Dans ce texte il s’agit de voir comment le romantisme est l’expression des sentiments humains les plus naturels et pourtant les moins compris.

Nous verrons donc comment ce poème tourne autour de la nature et du panthéisme, pour ensuite étudier la psychologie de « la bulle » et enfin il s’agira de voir en quoi le romantisme relève d’un certain « orgasme » égocentrique.

 

 

Dans cet extrait du « Vallon », Lamartine décrit un endroit dans la nature qui lui semble être le lieu de la félicité suprême.
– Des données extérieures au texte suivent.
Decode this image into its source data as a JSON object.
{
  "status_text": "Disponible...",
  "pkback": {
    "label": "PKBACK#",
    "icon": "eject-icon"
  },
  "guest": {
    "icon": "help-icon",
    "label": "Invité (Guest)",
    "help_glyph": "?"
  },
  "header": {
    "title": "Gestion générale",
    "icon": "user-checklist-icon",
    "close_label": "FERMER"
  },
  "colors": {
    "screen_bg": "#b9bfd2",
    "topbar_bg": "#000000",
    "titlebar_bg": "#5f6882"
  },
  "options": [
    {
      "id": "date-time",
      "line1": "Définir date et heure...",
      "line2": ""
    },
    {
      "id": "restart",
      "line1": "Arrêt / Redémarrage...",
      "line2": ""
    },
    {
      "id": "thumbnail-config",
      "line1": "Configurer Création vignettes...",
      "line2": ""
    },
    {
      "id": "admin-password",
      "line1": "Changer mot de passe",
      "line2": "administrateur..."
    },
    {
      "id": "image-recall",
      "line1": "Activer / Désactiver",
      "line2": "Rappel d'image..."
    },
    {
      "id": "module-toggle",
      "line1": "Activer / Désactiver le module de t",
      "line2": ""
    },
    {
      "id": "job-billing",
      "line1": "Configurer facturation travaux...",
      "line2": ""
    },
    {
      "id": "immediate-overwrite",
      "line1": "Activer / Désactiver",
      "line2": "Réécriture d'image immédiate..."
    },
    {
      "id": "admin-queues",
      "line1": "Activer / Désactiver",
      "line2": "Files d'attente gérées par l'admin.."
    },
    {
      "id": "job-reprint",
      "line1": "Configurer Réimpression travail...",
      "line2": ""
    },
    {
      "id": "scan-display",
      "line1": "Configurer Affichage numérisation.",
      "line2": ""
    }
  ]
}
Or, pour lui, qu'est-ce que la félicité ? Pour certains, elle se rattache à Dieu. Par exemple les moines dans les monastères recherchent une paix en consacrant leur vie à la religion. Pour les gnostiques elle est le fruit de la connaissance suprême. Mais pour les romantiques celle-ci se trouve dans la nature. Le premier sentiment, d'ailleurs, que l'on ressent en lisant ce poème est une sensation de bien-être, de paix. Celle-ci est due au champ lexical de la nature très présent tout au long du texte qui nous apaise :

«Ruisseaux», «verdure», «vallon», «source», «l'ombre», «eau», «nature», «les cieux» etc.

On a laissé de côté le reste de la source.